Addressing the foreign media in Johannesburg yesterday, Mantashe said the ANC was unable to remove Zuma now because of a resolution the party adopted in Polokwane that the president of the ANC should be the party's presidential candidate.
Mantashe said it had been easier to recall former president Thabo Mbeki in 2008 because he was no longer leader of the ANC, adding that, in Zuma's case, this would be difficult as he was the incumbent.
"We're saying we have six months to go to the national elective conference. Once we go to that elective conference, we elect a new leadership of the ANC.
"That is a very important milestone because, beyond that point, many things are possible. What I am saying is that his term [as state president] ends in 2019 but beyond December the conversation becomes less complex."
In the past six months, Zuma has survived two motions of no confidence against him within the party's national executive committee.
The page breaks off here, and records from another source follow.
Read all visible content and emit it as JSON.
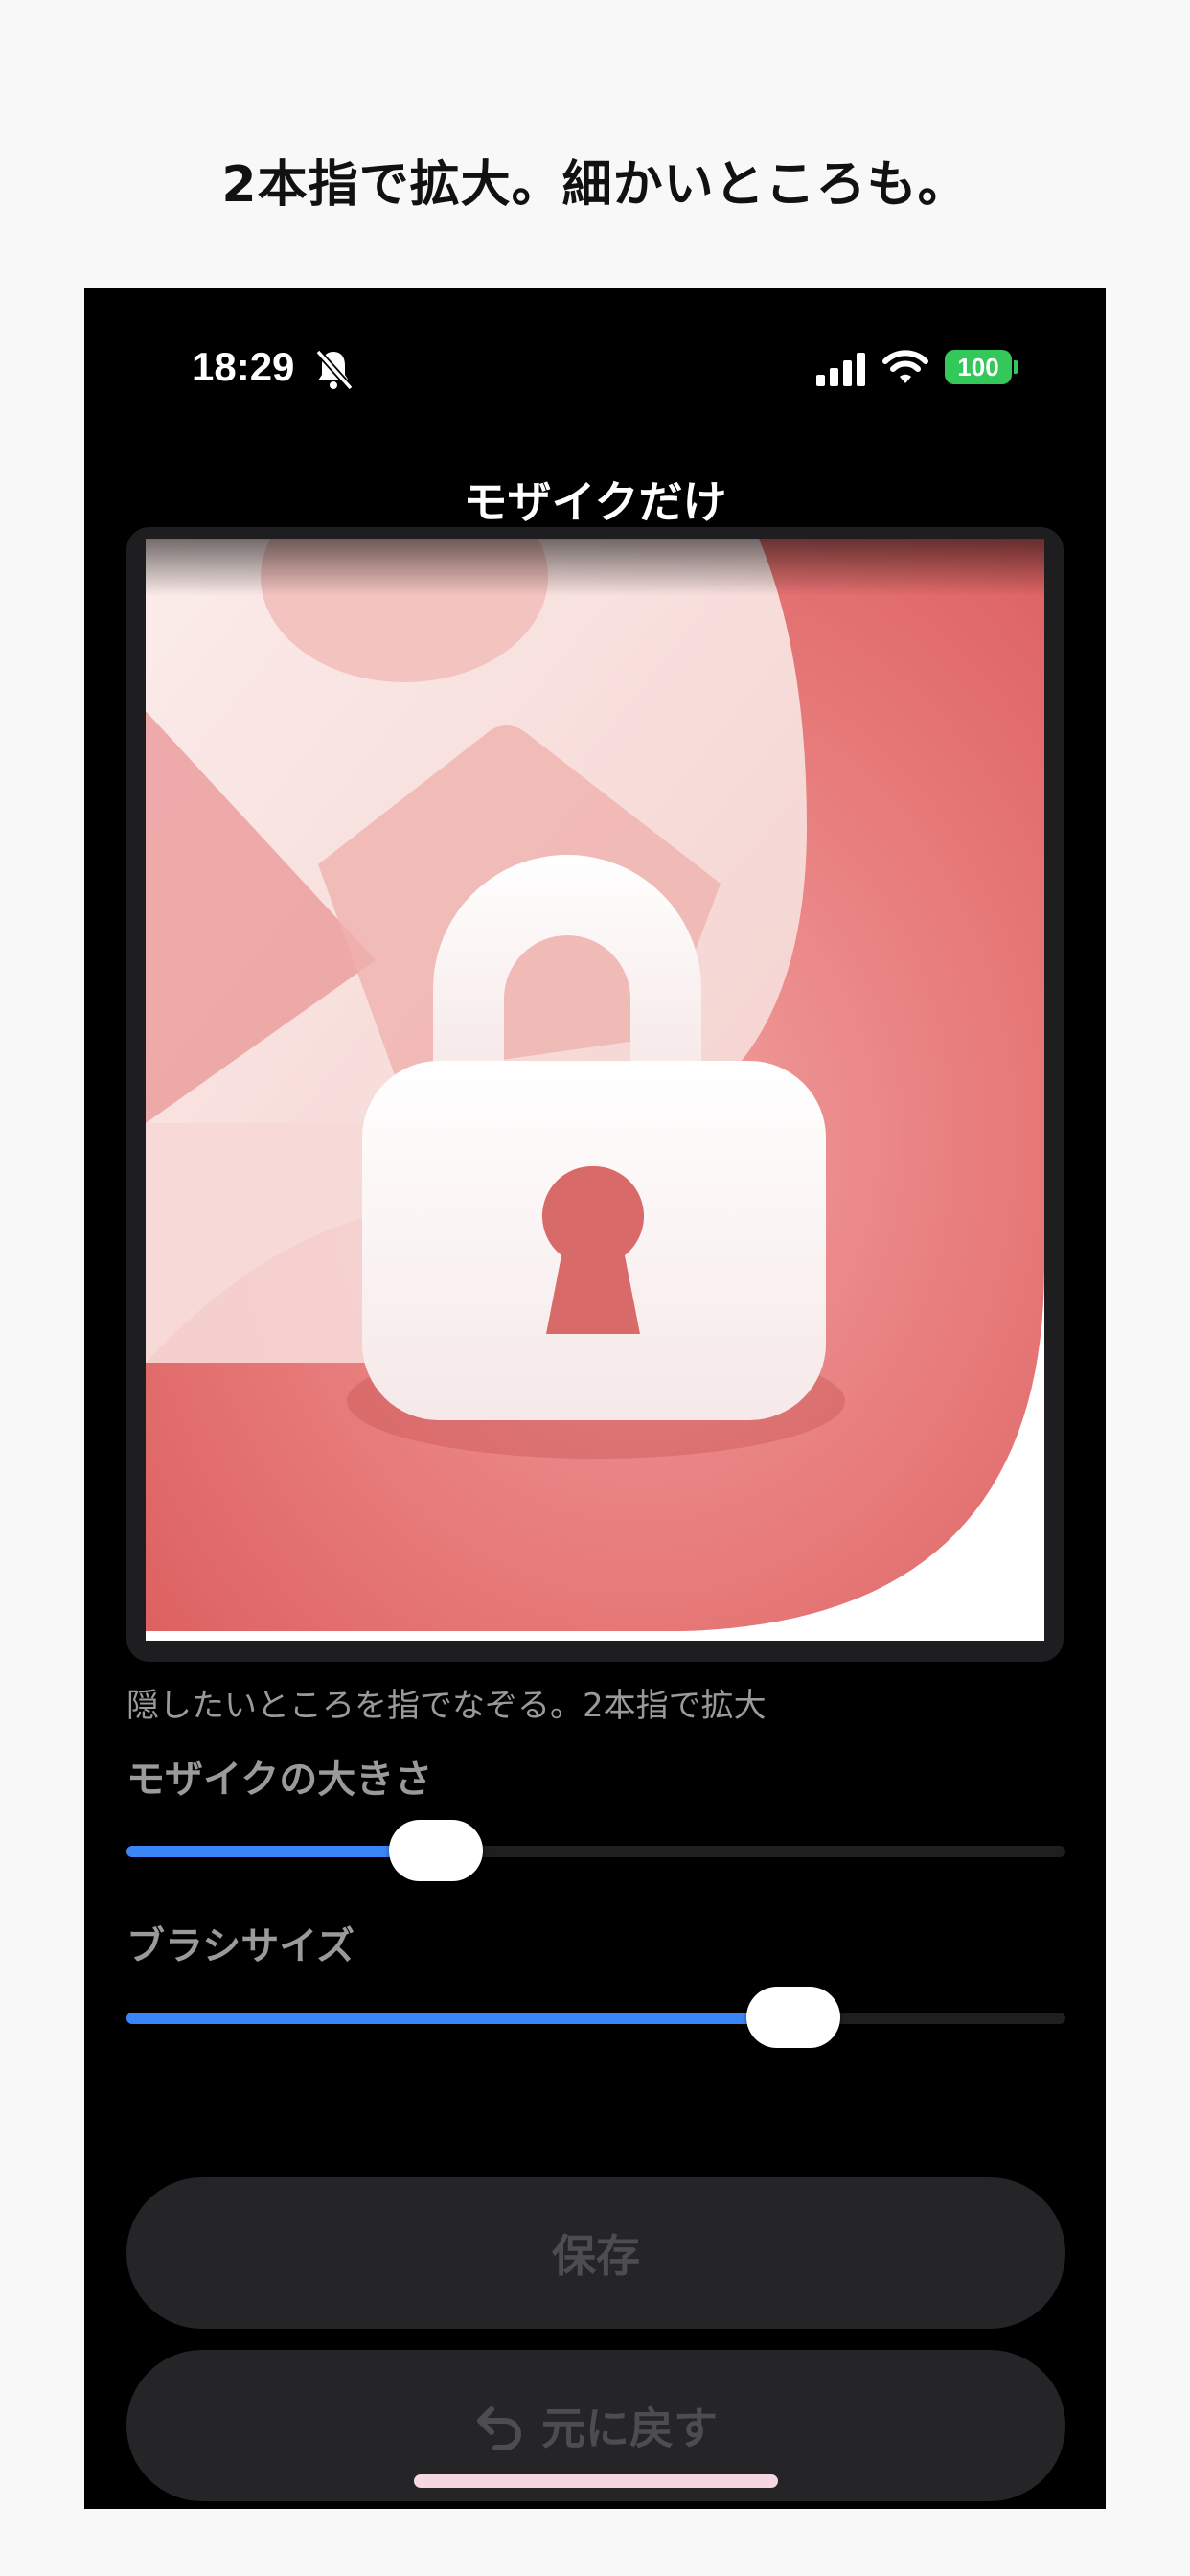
{
  "headline": "2本指で拡大。細かいところも。",
  "status_bar": {
    "time": "18:29",
    "battery": "100",
    "bell_icon": "bell-slash-icon",
    "signal_icon": "cellular-signal-icon",
    "wifi_icon": "wifi-icon"
  },
  "screen": {
    "title": "モザイクだけ",
    "hint": "隠したいところを指でなぞる。2本指で拡大"
  },
  "mosaic_size": {
    "label": "モザイクの大きさ",
    "value": 0.33
  },
  "brush_size": {
    "label": "ブラシサイズ",
    "value": 0.71
  },
  "buttons": {
    "save": "保存",
    "undo": "元に戻す",
    "undo_icon": "undo-arrow-icon"
  },
  "colors": {
    "accent": "#3b86f7",
    "battery": "#34c759",
    "image_red": "#e46a6a"
  }
}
His supporters are said to have told the last NEC meeting that the structure had no powers to remove a sitting president.
Mantashe concurred with this view yesterday, saying Zuma could only be removed by a special national conference between now and December.
Mantashe also described calls for the next president of the party to be a woman as a campaign tool.
This was seen as a jibe at those campaigning for former African Union Commission chairman Nkosazana Dlamini-Zuma on a female president ticket.
Mantashe's statements on thefemale candidate indicate his disapproval of the campaign to have Dlamini-Zuma succeed Zuma.
Mantashe has previously hinted he may back Deputy President Cyril Ramaphosa for the top job.
Mantashe said gender would not be a factor when the ANC elected new leaders.
"We don't have anything called a woman president in the ANC," he said.
"We look for the president of the ANC - male or female - because if we elect a female, that female will not be a female president but will be the president of the ANC. It's as simple as that."
His comment comes as elements of the youth and women's leagues, as well as the party in the Free State, have come out in support of Dlamini-Zuma as the next leader.
Mantashe also reiterated a recent call by the ANC national executive committee that there be a judicial commission of inquiry into allegations of state capture involving the Gupta family and prominent party members.
Mantashe said the allegations hurt the ANC because they had at their centre "leaders of the ANC".
He said it was imperative the commission be immediately instituted. The problem started with "corporate capture" and graduated into "state capture".
He said the ANC had called on people to give evidence on state capture but only one individual was willing to put the claims in writing.
"That's why there was a flood to the public protector [and] much later to the SA Council of Churches," Mantashe said.
"It is quite damaging to the ANC ... because we are the governing party and many of the people cited there as Gupta beneficiaries are leaders of the ANC," he said.